For instance,  all of the time people build bizapps and they need a list of
US states...  Usually we go and cut and paste one from somewhere...  But now
I've got dbpedia and I should be able to do this systematically.  There's a
category in wikipedia for that...

http://en.wikipedia.org/wiki/Category:States_of_the_United_States

if you ignore the subcategories and just take the actual pages,  it's
(almost) what you need,  except for some weirdos like

User:Beebarose/Alabama http://en.wikipedia.org/wiki/User:Beebarose/Alabama

and one state that's got a disambiguator in the name:

Georgia (U.S. state) http://en.wikipedia.org/wiki/Georgia_%28U.S._state%29

It's not hard to clean up this list,  but it takes some effort,  and
ultimately you're probably going to materialize something new.

These sorts of issues even turn up in highly clean data sets.  Once I built
a webapp that had a list of countries in it,  this was used to draw a
dropdown list,  but the dropdown list was excessively wide,  busting the
layout of the site.  Now,  the list was really long because there were a few
authoritarian countries with long and flowery names.  The transformation
from

*Democratic People's Republic of Korea - North Korea

*improved the usability of the site while eliminating Orwellian language.
This kind of fit and finish is needed to make quality sites,  and semweb
systems are going to need automated and manual ways of fixing this so that
Web 3.0 looks like a step forward,  not a step back.


Re: Making human-friendly linked data pages more human-friendly

2009-09-17 Thread Paul A Houle
On Thu, Sep 17, 2009 at 12:19 PM, Kingsley Idehen kide...@openlinksw.comwrote:

Schema Last vs. Schema First :-) An RDF virtue that once broadly understood,
 across the more traditional DBMS realms, will work wonders for RDF based
 Linked Data appreciation.


That's the conclusion that I'm coming to.

I've been think of the question of,  what would Cyc look like if it were
started today?

Cyc took the Schema First approach to the human memome project:  as a
result it put a lot of work into upper and middle ontologies which don't
seem all that useful to many observers.  Despite a great deal of effort put
into avoiding 'representational thorns',  it got caught up.

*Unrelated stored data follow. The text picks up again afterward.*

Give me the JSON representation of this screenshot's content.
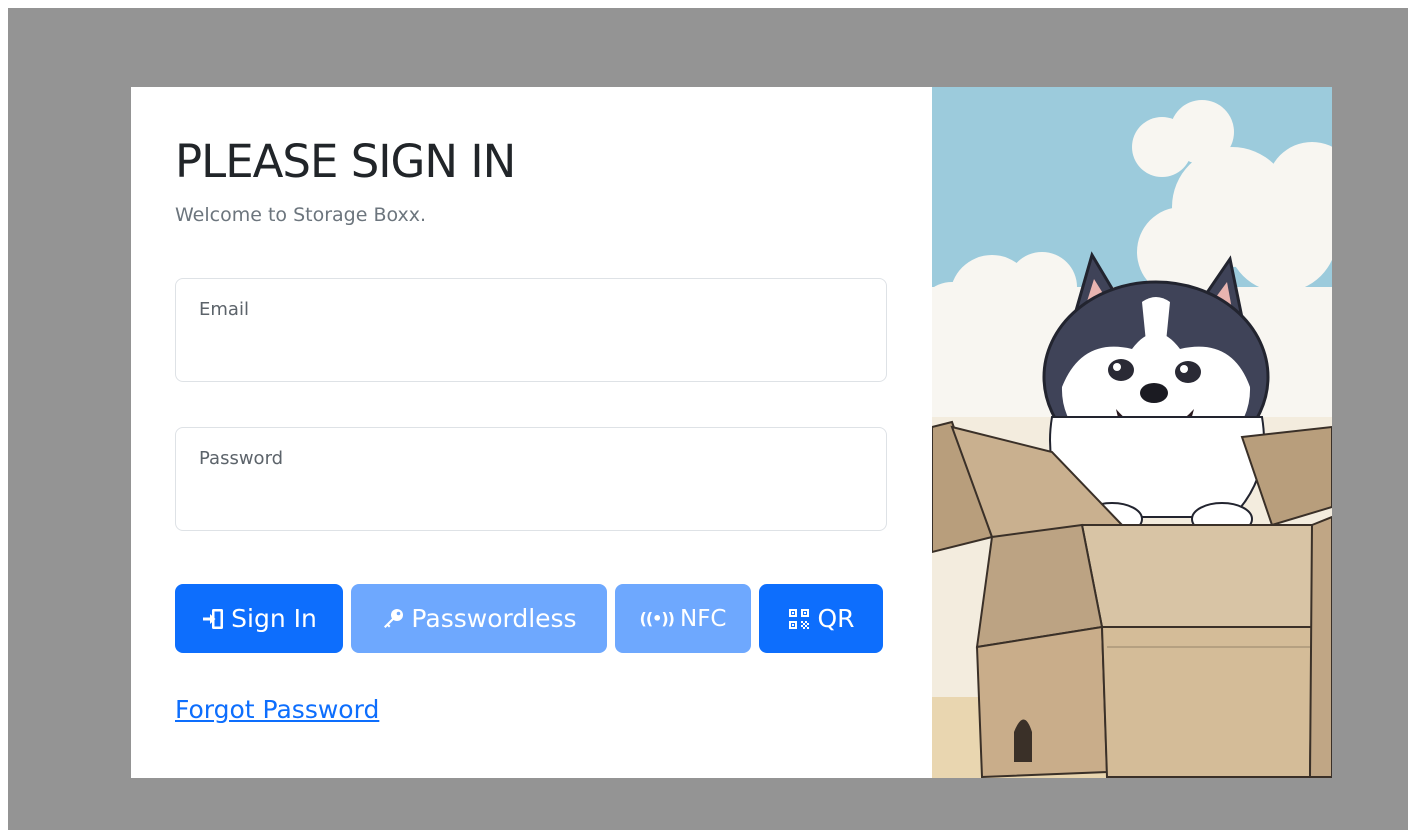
{
  "login": {
    "title": "PLEASE SIGN IN",
    "subtitle": "Welcome to Storage Boxx.",
    "email_label": "Email",
    "email_value": "",
    "password_label": "Password",
    "password_value": "",
    "buttons": {
      "signin": "Sign In",
      "passwordless": "Passwordless",
      "nfc": "NFC",
      "qr": "QR"
    },
    "forgot_link": "Forgot Password"
  },
  "illustration": {
    "subject": "husky puppy in cardboard box"
  },
  "colors": {
    "overlay": "#949494",
    "primary": "#0d6efd",
    "primary_muted": "#6ea8fe",
    "sky": "#9ccbdc",
    "box": "#c4ad8c"
  },
  "icons": {
    "signin": "sign-in-icon",
    "passwordless": "key-icon",
    "nfc": "nfc-icon",
    "qr": "qr-code-icon"
  }
}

A modern approach would be to start with a huge amount of data over various
domains and to construct schemas using a mix of statistical inference and
human input.  The role of the upper ontology would be reduced here,
because,  in general,  it isn't always necessary to mesh up two randomly
chosen domains,  say:  bus schedules,  anime,  psychoanalysis,
particle physics

Now,  somebody might want to apply the system to study the relationship of
anime with psychoanalysis;  that could be approached by constructing a
metatheory (i) based on those particular domains,  and (ii) conditioned by
the application that the system is being put to,  that is,  on the bit,
connected via a feedback loop to some means of evaluating the system's
motion towards a goal.

Representational Thorns get bypassed here because the system is free to
develop a new representation if an old one fails for a particular task.